O mundo deixou para trás esses pequenos seres de chapéus pontudos e botas gastas, escondidos em troncos ocos e jardins encantados do inconsciente fantasioso de crianças, bem como se adultos que tiveram uma infância saudável. É uma pena, pois na ausência deles, parece que também perdemos o essencial: a capacidade de imaginar sem limites, de viver sem a urgência da produtividade, de parar para contemplar sem a pressa do ponteiro dos segundos.
A sociedade ingressou no mundo da corrida desenfreada, dos exibicionismos midiáticos, das competições sem regras ou princípios, das relações superficiais e dos valores paradoxais…
Ao perder a conexão com os seres que encantavam nossas infâncias e depois passavam a vida a nos lembrar de que é preciso manter um pouco de inocência para que a vida seja leve, passamos a viver tempos em que tudo precisa ter um propósito imediato, uma justificativa pragmática, um utilitarismo ganancioso. O lúdico se dissolve na velocidade dos toques ansiosos nos teclados de WhatsApp, Instagram e quejandos, na pressa do consumo, na lógica fria da vitória imposta pela opinião das massas e não a vitória conquistada pelo convencimento dos que pensam criticamente.
O brincar já não é sobre construir laços, mas sobre vencer sempre e a qualquer custo.
Não há mais pega-pega sem intenção estratégica, polícia e ladrão sem hierarquia imposta, esconde-esconde sem ansiedade por ser visto de forma grandiosa como o melhor na arte de se disfarçar. Agora se aprende que existir é competir e que, na impossibilidade de crescer pelo próprio mérito, resta a alternativa de destruir quem o faz, rasgar biografias passou a ser qualidade dos rasteiros que ocupam as ribaltas podres e fétidas de uma modernidade vazia.

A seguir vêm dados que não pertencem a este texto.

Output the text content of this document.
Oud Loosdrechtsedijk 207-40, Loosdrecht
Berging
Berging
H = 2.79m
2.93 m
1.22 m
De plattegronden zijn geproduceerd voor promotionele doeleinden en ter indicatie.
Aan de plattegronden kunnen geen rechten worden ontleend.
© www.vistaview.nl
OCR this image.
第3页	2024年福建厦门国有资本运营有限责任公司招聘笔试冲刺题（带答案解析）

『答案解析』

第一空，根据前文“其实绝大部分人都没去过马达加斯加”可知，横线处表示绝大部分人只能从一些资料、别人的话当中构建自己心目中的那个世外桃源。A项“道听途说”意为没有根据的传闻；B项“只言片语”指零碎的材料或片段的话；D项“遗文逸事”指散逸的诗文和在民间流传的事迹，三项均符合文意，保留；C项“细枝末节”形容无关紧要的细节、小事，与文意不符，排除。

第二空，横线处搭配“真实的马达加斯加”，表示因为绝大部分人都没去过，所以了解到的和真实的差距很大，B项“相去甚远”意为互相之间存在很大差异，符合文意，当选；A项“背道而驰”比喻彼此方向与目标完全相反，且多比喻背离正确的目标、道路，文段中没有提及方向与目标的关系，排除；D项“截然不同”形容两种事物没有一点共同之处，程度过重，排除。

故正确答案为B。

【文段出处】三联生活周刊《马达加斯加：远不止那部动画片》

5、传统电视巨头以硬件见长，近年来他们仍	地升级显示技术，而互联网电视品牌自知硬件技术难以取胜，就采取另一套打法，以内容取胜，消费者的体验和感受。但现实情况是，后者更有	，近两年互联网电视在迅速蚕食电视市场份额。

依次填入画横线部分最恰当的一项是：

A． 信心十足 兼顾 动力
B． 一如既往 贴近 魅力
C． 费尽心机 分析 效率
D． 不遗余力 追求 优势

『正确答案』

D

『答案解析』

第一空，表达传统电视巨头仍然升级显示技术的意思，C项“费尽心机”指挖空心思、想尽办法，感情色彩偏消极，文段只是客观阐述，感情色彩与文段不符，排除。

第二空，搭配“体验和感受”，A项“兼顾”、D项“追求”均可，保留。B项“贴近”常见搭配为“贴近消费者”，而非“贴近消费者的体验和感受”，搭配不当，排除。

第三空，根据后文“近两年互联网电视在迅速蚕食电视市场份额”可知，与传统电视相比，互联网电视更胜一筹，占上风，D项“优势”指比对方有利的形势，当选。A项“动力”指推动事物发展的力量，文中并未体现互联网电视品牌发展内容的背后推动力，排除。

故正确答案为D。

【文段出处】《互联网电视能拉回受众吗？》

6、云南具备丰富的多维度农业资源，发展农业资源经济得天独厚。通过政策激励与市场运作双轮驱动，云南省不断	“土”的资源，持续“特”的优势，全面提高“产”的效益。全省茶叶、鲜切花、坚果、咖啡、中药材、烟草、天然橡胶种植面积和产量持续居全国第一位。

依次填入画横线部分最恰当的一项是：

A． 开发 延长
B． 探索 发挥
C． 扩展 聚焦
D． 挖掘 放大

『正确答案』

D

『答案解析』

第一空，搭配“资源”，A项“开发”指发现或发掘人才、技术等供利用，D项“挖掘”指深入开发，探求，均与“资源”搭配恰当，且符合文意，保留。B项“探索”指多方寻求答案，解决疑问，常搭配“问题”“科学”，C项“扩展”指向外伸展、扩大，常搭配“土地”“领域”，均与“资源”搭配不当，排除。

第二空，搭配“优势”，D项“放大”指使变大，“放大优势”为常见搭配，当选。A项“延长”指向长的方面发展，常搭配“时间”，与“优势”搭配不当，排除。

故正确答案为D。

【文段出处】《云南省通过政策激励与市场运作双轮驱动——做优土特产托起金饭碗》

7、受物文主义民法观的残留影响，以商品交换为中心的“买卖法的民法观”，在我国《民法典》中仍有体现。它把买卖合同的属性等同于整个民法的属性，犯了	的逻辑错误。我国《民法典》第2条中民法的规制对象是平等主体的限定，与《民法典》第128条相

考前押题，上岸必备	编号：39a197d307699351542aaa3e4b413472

A tecnologia nos conectou ao mundo, mas não nos aproximou. Trouxe facilidades, mas não nos tornou mais e melhores humanos.
O avanço vertiginoso das mídias digitais trouxe inúmeros benefícios, mas também acelerou um fenômeno preocupante: a erosão de valores humanos essenciais. Quanto mais rápida a conexão, mais efêmeras se tornam as interações; quanto maior a exposição virtual, mais superficial se torna a identidade real.
Ficamos mergulhados em redes sociais, ilhados nos abismos de um conceito coletivo escasso de valores sólidos. Cada vez mais observados, analisados, julgados, desprezados e desprezíveis, bem como menos compreendidos, pois quem não se importa com o próximo, não busca nem deseja ser compreendido por ele.
A vida se transforma em um espetáculo de aparências, onde o valor de alguém é medido por curtidas, seguidores, engajamento — em vez de caráter, generosidade, profundidade existencial, conhecimento ou obras edificantes.
Hoje, em sua maioria, vemos vidas vazias, as quais não se preenchem com curtidas ou seguidores, pois lhes falta aquilo que realmente alimenta o espírito: o vínculo sincero, a amizade genuína, o tempo compartilhado sem interesse oculto.
Bons eram os tempos dos gnomos e histórias como a de “Pedrinho e o Barquinho Amarelo”, tempos em que uma amizade era feita no balanço de uma árvore, na travessura de uma aventura imaginária de herói e bandido, no pacto silencioso de proteger um segredo infantil e na promessa de trilhar um longo caminho na realização de um sonho.
Saudades dos tempos de Sítio do Pica-Pau Amarelo, dos gnomos e dos Smurfs, dessas histórias que nos ensinavam que o essencial não estava no que se acumula, mas no que se constrói com sentimento e de preferência com parceria com alguém que está, de fato, próximo de corpo e alma.
Que possamos resgatar um pouco dessa magia. Que possamos lembrar que a vida não é apenas sobre vencer, mas sobre viver. Que o lúdico volte a ter espaço em nossas vidas, para alimentar nossa imaginação.
.Talvez os gnomos não existam, mas o que eles representavam pode — e deve — voltar a existir em nós, sob pena de a humanidade, na busca incessante por inovação, esquecer sua própria essência.
O desafio não está em frear o avanço tecnológico, mas em aprender a usá-lo sem permitir que nos desfigure e transforme todos em “Frankensteins”, cujo coração pulsa no ritmo dos algoritmos das mídias eletrônicas.